Can You Register a Car Without Insurance Post-PCS?
Knowing if you can register a car without insurance will vary from state to state. When you’re in the military, this can be a complicated prospect, as moving is a large part of the lifestyle for service members. Get all the facts and learn more about military car registration to avoid any hassles.
Can I Register a Car Without Insurance?
“It depends” feels like a cop-out answer, but it’s the truth. You can register a car without insurance in some states, but in others, you can’t. Many states and insurance companies have grace periods, but it’s best not to push your luck, as a lapse can cost you serious money and add more unwanted stress to your move.
The best route for all military personnel is to ask your auto insurance agent if you can register your car without insurance. Civilians who move into another state are required to change their registration, but some states don’t require active-duty military personnel to deal with such hassles.
A major consideration that can’t be forgotten is that even if you don’t have to change your military car registration post-PCS, you’ll still need to maintain an adequate amount of car insurance. For most states, this means meeting the state requirements of a minimum amount of liability coverage.
If you don’t have enough liability coverage to meet the requirements of your new state, you can be left paying for any losses regarding property damage or bodily injury that occur after an accident for which you’re at fault. This may also include legal expenses and loss of wages to another party.
Furthermore, if you fail to transfer additional coverages in your policy to your new state, such as collision or comprehensive coverage, you may not be covered in the event of an accident post-PCS. Again, the best recommendation is to speak with a licensed auto insurance agent that can provide you with the details of your personal auto insurance policy.
Because each policy and state law is unique, as are the circumstances surrounding the driver, understanding car insurance for active-duty military members can be difficult. Failing to make sure your affairs are in order, however, can land you in hot water and spending more money dealing with legal and logistical hurdles.
Basic Training and Military Car Insurance Policies
If you’re heading off to basic training, you could be new to the way auto insurance works when you have to move to another state. Active military members have options, however. You can do three things with your auto insurance coverage during basic training: maintain coverage, cancel your policy, or suspend your insurance.
Maintaining your coverage doesn’t change anything, but if you’re gonna cancel your policy or suspend coverage, you’ll want to notify the Department of Motor Vehicles (DMV) by filing an affidavit of non-use to avoid paying fees or penalties.
You’ll also need to keep in mind that while you can save some cash by pausing or canceling your auto insurance, you’re also leaving your vehicle at risk for a loss and won’t be protected should something happen to it.
Military Training and Car Registration
If you’re going to basic training or any other type of training, you may also be wondering, “Can I get a car registered without insurance?” Again, it’s going to depend on several factors regarding your status in the military.
Those attending basic training are not considered active-duty military members.

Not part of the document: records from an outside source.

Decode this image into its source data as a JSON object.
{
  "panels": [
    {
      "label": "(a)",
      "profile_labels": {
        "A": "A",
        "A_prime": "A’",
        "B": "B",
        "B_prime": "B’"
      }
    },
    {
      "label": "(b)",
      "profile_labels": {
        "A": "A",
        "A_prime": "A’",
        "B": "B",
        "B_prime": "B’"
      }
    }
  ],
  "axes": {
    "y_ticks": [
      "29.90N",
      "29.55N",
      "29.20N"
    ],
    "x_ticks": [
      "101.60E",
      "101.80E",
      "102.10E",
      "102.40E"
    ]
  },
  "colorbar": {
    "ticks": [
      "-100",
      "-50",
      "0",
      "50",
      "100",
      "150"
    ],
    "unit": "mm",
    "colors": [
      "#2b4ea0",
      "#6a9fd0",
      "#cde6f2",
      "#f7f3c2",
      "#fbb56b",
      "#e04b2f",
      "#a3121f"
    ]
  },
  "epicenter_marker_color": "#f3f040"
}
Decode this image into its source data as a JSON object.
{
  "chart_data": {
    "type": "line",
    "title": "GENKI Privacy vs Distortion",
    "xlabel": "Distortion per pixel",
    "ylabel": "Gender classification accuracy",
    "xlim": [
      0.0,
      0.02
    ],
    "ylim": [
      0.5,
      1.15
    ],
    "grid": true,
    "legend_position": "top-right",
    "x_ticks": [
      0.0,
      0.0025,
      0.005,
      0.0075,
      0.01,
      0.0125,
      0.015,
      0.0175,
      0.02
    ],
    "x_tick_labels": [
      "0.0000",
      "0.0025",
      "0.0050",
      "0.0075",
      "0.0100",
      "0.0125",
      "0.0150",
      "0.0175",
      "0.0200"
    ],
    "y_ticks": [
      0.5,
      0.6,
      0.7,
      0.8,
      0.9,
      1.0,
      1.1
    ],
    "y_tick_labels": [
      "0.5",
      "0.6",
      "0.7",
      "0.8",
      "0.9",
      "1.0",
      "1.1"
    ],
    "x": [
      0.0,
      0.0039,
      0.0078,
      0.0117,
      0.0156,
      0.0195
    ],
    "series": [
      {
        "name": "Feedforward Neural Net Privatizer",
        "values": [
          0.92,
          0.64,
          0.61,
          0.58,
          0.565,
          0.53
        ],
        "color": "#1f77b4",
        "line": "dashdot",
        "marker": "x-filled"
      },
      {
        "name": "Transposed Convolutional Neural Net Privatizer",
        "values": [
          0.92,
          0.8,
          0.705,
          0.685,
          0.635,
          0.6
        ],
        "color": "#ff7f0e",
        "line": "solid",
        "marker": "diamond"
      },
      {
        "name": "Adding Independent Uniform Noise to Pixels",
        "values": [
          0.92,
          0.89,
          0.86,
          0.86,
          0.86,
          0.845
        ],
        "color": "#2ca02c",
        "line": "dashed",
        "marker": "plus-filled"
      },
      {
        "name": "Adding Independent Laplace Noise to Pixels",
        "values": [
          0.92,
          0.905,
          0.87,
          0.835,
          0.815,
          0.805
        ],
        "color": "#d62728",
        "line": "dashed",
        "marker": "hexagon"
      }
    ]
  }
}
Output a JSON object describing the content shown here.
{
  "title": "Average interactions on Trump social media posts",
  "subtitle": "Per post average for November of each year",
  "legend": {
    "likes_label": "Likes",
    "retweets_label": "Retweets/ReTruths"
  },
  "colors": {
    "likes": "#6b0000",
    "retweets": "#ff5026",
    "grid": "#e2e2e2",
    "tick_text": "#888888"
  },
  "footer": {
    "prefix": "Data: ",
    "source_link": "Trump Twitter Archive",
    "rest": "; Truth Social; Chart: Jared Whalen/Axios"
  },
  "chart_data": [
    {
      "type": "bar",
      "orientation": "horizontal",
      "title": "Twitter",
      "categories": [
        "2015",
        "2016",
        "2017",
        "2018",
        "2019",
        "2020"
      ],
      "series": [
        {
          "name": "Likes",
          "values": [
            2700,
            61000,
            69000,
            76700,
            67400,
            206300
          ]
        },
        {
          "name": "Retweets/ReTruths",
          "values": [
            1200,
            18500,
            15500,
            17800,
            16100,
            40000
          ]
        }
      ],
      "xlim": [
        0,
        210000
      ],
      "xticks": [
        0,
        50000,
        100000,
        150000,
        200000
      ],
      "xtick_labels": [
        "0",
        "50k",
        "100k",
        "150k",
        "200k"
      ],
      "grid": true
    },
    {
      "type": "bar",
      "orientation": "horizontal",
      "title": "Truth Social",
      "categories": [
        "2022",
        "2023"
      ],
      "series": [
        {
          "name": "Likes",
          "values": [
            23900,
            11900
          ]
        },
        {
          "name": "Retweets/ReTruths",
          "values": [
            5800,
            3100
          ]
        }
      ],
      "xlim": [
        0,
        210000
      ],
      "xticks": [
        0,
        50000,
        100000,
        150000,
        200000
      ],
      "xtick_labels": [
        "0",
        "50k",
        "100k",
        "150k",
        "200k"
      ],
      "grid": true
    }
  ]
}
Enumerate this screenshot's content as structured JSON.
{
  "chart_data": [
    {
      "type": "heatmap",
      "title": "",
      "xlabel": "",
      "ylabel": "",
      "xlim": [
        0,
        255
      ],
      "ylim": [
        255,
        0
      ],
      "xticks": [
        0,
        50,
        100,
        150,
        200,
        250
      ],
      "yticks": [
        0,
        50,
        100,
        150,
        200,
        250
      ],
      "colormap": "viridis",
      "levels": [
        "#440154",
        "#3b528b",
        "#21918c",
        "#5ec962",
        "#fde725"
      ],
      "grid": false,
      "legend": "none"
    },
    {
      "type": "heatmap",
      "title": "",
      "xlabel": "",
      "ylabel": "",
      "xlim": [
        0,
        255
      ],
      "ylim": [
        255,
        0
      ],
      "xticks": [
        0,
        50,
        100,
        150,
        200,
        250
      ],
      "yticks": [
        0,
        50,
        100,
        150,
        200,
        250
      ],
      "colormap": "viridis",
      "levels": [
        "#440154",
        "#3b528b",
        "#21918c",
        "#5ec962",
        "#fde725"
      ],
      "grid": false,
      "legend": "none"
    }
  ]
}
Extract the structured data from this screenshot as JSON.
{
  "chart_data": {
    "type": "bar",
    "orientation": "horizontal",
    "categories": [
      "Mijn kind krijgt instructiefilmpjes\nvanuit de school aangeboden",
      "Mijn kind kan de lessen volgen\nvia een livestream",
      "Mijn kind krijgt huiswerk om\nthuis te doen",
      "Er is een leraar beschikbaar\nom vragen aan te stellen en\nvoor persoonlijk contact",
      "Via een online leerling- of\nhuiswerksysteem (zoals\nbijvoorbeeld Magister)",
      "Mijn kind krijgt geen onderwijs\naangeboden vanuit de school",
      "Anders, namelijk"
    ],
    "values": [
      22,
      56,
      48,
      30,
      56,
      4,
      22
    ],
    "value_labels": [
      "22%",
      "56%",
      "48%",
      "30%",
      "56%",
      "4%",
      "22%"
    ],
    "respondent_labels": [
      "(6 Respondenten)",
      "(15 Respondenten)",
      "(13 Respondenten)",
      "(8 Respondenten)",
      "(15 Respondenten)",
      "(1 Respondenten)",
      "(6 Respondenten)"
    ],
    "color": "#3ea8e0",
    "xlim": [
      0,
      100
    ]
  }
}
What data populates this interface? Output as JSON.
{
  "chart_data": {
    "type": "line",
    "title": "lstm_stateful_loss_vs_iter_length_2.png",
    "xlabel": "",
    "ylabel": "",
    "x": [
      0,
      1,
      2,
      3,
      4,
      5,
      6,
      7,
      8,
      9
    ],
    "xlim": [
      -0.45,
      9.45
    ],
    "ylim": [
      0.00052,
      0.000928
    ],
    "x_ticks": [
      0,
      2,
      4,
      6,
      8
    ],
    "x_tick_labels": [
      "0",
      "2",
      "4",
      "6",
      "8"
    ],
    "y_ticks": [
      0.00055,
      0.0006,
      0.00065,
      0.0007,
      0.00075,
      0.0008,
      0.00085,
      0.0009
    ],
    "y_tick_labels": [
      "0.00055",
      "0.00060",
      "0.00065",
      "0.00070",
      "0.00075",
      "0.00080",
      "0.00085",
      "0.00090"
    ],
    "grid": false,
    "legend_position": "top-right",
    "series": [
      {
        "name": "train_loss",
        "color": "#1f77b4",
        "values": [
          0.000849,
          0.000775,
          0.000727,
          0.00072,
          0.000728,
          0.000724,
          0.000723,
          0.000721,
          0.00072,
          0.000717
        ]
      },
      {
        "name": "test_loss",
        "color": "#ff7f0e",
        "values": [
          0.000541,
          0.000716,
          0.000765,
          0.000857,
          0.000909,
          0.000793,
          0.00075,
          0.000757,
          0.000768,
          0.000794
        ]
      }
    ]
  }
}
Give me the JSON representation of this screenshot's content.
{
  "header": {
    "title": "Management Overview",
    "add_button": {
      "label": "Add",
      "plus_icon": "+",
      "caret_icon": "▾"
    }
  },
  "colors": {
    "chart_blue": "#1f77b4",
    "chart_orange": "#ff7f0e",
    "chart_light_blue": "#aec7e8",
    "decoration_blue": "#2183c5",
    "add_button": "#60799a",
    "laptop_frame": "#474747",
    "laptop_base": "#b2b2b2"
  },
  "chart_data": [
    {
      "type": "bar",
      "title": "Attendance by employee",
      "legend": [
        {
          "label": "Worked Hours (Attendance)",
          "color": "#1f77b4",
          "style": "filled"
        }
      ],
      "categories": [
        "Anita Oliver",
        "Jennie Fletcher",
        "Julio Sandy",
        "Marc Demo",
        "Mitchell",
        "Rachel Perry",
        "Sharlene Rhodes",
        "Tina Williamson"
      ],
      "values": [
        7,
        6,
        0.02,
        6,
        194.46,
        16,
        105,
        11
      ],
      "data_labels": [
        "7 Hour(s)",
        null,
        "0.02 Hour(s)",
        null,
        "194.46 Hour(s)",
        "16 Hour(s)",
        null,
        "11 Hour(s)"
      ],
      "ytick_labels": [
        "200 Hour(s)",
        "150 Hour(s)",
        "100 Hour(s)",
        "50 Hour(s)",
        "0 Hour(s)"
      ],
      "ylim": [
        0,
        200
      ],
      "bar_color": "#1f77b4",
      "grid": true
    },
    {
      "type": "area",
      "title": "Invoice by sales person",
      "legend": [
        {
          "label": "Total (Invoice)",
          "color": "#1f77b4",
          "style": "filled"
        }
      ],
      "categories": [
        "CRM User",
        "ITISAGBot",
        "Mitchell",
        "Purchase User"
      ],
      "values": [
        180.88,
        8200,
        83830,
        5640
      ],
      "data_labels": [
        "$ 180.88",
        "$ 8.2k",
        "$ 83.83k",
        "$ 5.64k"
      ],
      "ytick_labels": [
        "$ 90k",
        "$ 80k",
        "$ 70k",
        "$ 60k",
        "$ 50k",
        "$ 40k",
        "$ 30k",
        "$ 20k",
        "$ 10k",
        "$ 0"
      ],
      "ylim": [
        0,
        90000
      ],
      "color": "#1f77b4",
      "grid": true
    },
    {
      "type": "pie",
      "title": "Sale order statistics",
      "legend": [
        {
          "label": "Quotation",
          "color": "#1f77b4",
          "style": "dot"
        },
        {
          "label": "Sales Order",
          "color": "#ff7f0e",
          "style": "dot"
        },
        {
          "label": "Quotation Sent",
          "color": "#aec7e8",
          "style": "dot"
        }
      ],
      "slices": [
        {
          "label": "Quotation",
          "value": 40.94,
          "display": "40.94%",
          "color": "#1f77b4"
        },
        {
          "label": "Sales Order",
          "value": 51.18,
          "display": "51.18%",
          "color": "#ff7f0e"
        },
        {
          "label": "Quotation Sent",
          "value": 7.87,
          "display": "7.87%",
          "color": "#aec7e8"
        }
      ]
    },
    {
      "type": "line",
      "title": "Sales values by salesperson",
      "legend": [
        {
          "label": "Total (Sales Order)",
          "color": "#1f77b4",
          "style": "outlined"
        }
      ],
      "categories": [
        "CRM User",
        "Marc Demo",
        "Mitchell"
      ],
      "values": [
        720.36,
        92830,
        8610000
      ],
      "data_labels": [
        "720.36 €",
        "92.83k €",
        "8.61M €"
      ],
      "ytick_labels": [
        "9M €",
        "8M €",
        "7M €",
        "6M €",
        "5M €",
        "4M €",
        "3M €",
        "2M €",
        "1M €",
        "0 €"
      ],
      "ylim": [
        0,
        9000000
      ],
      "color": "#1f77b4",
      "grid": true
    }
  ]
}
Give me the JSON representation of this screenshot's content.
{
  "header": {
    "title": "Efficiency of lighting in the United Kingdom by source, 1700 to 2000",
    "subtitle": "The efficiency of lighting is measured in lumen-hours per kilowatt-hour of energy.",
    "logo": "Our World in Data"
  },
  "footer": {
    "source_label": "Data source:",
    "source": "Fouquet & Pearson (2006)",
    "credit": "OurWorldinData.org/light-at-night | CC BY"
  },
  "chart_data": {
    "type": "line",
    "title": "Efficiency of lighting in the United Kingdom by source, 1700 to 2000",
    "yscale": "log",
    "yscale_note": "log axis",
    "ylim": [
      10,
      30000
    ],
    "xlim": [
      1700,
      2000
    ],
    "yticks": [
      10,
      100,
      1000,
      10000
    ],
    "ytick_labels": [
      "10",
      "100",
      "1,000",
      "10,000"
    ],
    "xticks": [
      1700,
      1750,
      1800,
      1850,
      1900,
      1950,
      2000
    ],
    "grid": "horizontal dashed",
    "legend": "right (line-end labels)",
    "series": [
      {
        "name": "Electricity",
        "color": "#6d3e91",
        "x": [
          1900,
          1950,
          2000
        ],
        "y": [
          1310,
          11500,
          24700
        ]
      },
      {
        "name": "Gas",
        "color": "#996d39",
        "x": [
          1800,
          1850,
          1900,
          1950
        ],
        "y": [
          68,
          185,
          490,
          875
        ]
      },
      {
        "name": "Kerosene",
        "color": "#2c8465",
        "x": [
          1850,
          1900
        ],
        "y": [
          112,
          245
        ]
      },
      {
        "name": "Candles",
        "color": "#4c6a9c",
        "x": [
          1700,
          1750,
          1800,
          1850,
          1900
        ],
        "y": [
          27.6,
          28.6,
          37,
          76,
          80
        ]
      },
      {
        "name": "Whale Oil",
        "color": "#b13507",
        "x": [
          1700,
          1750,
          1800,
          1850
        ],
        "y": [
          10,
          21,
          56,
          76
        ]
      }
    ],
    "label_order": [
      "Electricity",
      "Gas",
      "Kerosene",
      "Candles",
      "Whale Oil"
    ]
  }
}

Therefore, the rules that apply to civilians and their auto insurance may apply. For other types of training, including military training for reserve units, your status may vary.
The bottom line is that knowing if you can register a car without insurance in the military comes down to many different variables. Failing to communicate with your Commanding Officer, insurance company, and the DMV can result in fines, penalties, a lapse in coverage, and more. When you’re in any situation that would cause you to move for military service, be sure to contact these entities to best understand what steps you need to take to remain covered and legal.